Paper from ACM Portal

In this paper, the question inverstigated by the authors is one at the core of every marketing campaign: given a certain budget, and a potential network of consumers, and the goal is to maximize the adoption of a new product through the network; what set of individuals should we focus the budget on?

A key to answering the question is the understanding of the underlying network and how influence gets spread through the network. In the paper, two basic diffusion models are discussed: linear threshold and independent cascade. Both models represent the social network as a directed graph, with nodes as individuals, and weighted edges as influence from one to another. Nodes start either active or inactive, and an active node may trigger activation of neighboring nodes (but active nodes never deactivate), so influence gets spread.

Within the framework of these two models, the problem becomes how to select the most influential set of k nodes, given a budget k, so as to maximize the expected number of active nodes at the end of the process. Unfortunately, the authors demonstrated that the objective function for both models are submodular functions(if a function f maps a finite ground set U to non-negative real numbers, and satisfies a natural "diminishing returns" property, then f is a submodular function). It means that the optimization problem of selecting k elements is NP-hard, according to a proven theorem.
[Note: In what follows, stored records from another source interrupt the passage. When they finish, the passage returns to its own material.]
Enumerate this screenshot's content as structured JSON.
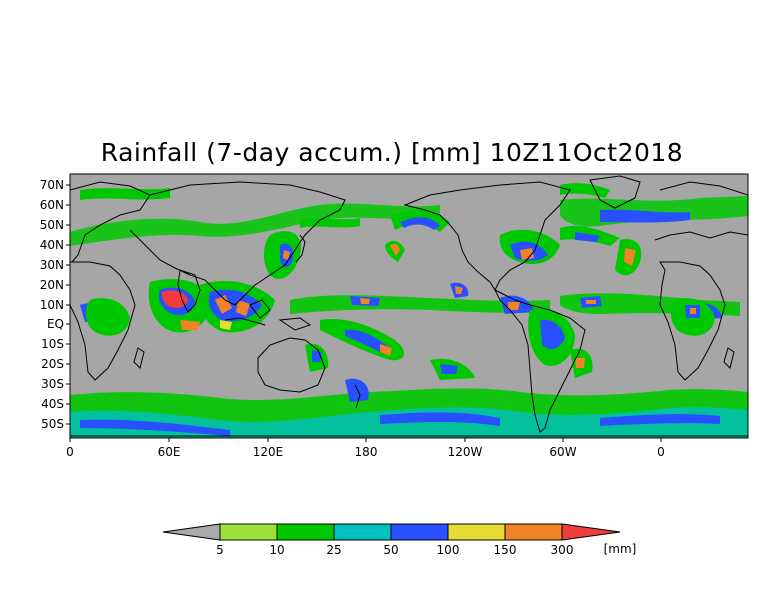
{
  "title": "Rainfall (7-day accum.) [mm] 10Z11Oct2018",
  "map": {
    "lat_labels": [
      "70N",
      "60N",
      "50N",
      "40N",
      "30N",
      "20N",
      "10N",
      "EQ",
      "10S",
      "20S",
      "30S",
      "40S",
      "50S"
    ],
    "lon_labels": [
      "0",
      "60E",
      "120E",
      "180",
      "120W",
      "60W",
      "0"
    ],
    "lon_range": [
      0,
      395
    ],
    "lat_range": [
      -58,
      75
    ],
    "background_color": "#a6a6a6",
    "coastline_color": "#000000"
  },
  "colorbar": {
    "unit": "[mm]",
    "labels": [
      "5",
      "10",
      "25",
      "50",
      "100",
      "150",
      "300"
    ],
    "colors": [
      "#aaaaaa",
      "#9be33b",
      "#00c800",
      "#00c0c0",
      "#2850ff",
      "#e6dc32",
      "#f08228",
      "#f03c3c"
    ]
  }
}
On the other hand, the same "diminishing returns" property lends the problem to a simple greedy hill-climbing algorithm, which can obtains a solution that is provably within 63% of optimal. Besides its provable guarantees, the paper shows that their greedy algorithm significantly out-performs other widely used heuristics including degree centrality and distance centrality) in computational experiments.

The paper also describes generalizations of the basic models in various aspects: a general framework that has equivalent formulations in terms of thresholds and cascades; a model in which nodes CAN switch in both directions rather only from inactivity to activity; a more realistic scenario in which different marketing actions are available, and each of them only affect some subset of nodes probabilistically rather than deterministically. Finally, the paper shows that all of these generalized models satisfy the nice submodularity property, and hence can all be solved with the proposed greedy algorithm and with the same performance guarantee.

The contribution of the paper is that it (approximately) solved a computationally intractable problem with a neat and mathematically sound greedy heuristics, by exploiting a subtle "diminishing returns" property. This idea, as well as some of the richer models proposed by the paper, subsequently proved useful to researchers modeling the spread of influence in other domains, such as the spread of news stories through the links among weblogs. It also won the paper "Best Paper" award for KDD 2003.